Fato é que o pai de três filhos (gêmeos de 17 anos e um de 15) e padrasto de um enteado de 20 já perdeu a audição esquerda e tem um princípio de paralisia facial do mesmo lado.
A suspensão do carro do Alex ficou presa ao barro alto deixado pelas rodas dos caminhões e ônibus que passaram pelo meio da pista. Nem o empurrão de três solidários motoristas, tampouco a tentativa de Alex em manobrar de ré, conseguiram tirar o veículo de lá. A fita emprestada por caminhoneiros que aguardavam a saída do veículo para passar em direção a Manaus, amarrada a uma caminhonete, quebrou.

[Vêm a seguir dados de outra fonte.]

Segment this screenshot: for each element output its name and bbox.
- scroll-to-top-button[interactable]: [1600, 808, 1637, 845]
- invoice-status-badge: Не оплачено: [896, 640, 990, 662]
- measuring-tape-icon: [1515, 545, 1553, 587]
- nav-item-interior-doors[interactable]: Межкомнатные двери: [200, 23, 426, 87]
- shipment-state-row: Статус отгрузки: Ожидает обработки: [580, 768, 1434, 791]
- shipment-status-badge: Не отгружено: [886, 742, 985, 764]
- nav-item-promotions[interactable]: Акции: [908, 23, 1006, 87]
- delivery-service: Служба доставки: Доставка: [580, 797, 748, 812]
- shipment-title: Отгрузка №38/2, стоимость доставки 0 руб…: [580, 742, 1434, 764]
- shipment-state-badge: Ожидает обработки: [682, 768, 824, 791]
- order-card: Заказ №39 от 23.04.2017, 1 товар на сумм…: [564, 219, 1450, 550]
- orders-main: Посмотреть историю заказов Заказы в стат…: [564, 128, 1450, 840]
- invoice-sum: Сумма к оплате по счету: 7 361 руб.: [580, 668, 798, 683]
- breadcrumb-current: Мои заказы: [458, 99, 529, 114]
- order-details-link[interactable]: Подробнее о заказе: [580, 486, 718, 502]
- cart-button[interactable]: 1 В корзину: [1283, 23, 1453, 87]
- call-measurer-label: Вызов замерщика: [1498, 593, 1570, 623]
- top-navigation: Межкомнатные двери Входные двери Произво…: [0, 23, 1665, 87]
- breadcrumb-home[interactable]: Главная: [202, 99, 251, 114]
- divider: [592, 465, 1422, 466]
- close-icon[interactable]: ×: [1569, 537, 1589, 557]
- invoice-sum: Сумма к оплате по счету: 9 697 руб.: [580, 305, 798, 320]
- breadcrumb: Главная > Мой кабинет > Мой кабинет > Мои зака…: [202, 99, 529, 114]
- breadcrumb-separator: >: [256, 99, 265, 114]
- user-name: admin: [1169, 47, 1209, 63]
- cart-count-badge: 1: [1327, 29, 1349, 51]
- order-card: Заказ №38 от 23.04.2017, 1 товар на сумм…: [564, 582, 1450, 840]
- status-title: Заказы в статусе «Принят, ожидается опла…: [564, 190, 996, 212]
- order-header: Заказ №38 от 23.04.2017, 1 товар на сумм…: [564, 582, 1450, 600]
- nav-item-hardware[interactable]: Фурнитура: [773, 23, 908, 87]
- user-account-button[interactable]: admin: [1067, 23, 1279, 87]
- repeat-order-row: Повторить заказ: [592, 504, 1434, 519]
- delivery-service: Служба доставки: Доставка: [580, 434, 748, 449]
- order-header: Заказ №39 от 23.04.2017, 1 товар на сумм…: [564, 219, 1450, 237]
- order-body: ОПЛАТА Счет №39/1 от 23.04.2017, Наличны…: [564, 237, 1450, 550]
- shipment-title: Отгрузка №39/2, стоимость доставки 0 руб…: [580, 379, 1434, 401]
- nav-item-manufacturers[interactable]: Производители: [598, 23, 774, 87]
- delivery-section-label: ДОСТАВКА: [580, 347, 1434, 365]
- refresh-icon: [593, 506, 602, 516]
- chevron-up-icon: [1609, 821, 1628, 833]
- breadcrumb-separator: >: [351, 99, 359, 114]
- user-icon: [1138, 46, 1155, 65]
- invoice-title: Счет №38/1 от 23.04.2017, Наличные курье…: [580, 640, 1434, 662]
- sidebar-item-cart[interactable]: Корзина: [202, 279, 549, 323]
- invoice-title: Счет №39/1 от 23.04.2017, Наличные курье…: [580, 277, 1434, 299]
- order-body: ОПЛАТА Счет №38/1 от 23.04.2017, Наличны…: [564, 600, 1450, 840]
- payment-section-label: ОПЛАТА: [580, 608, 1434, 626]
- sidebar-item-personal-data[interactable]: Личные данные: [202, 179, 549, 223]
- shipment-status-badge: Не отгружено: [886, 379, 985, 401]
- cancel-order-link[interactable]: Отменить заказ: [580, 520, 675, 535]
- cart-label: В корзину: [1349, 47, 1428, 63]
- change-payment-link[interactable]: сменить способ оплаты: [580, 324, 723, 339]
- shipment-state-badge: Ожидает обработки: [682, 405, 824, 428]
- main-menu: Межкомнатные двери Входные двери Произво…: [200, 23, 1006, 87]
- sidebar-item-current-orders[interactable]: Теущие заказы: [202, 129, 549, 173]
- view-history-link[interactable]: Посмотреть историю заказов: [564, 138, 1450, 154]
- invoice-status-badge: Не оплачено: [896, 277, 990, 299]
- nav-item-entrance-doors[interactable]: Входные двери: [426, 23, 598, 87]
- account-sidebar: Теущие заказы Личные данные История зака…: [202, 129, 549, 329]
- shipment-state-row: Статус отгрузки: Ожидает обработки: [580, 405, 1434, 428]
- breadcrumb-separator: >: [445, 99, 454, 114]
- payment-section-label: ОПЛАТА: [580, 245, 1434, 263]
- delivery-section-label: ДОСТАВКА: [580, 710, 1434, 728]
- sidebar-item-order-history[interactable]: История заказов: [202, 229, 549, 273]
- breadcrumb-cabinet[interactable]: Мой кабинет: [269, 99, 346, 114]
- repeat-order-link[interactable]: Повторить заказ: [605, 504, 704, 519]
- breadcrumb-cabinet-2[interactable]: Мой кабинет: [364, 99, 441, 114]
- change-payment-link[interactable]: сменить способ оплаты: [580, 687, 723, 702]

A sorte do Alex era que passava por ali o paraense Lucenilton Almeida Viana, 40, iludido por uma empresa do ramo de terraplanagem de Boa Vista e já estava há sete dias a caminho de Porto Velho. O profissional de terraplanagem amarrou uma forte corda no carro de Alex junto a uma caminhonete tracionada, que, enfim, tirou do atoleiro o veículo branco, cujo parachoque dianteiro já estava rachado por causa do intenso atrito com a pista desnivelada.
“Valeu pela ajuda! Mais à frente, tem outro atoleiro e a gente se encontra de novo!”, disse Alex.
Lucenilton, que dirigia um Fiat Palio 2008, poderia passar cinco dias em uma balsa para chegar a Porto Velho, a tempo de curtir Natal e Ano Novo com a família, mas preteriu a opção. Até o km 285, ele disse ter gasto quase R$ 2,8 mil com combustível, hospedagem e manutenção. “Por esse caminho, não atolei, só cheguei a escorregar”, relatou.
O prejuízo, certamente, seria maior. Bem ali mesmo, ele percebeu que vazava água do sistema de arrefecimento do motor e que precisaria dirigir por mais 100 quilômetros até a uma oficina, com a condição de recarregar o radiador com a água barrenta que encontrar pelo caminho. Depois de tentar ajudar o até então desconhecido Alex, para não perder tempo, Lucenilton arrancou velozmente pela rodovia. Por quase 100 quilômetros depois, os dois não foram vistos.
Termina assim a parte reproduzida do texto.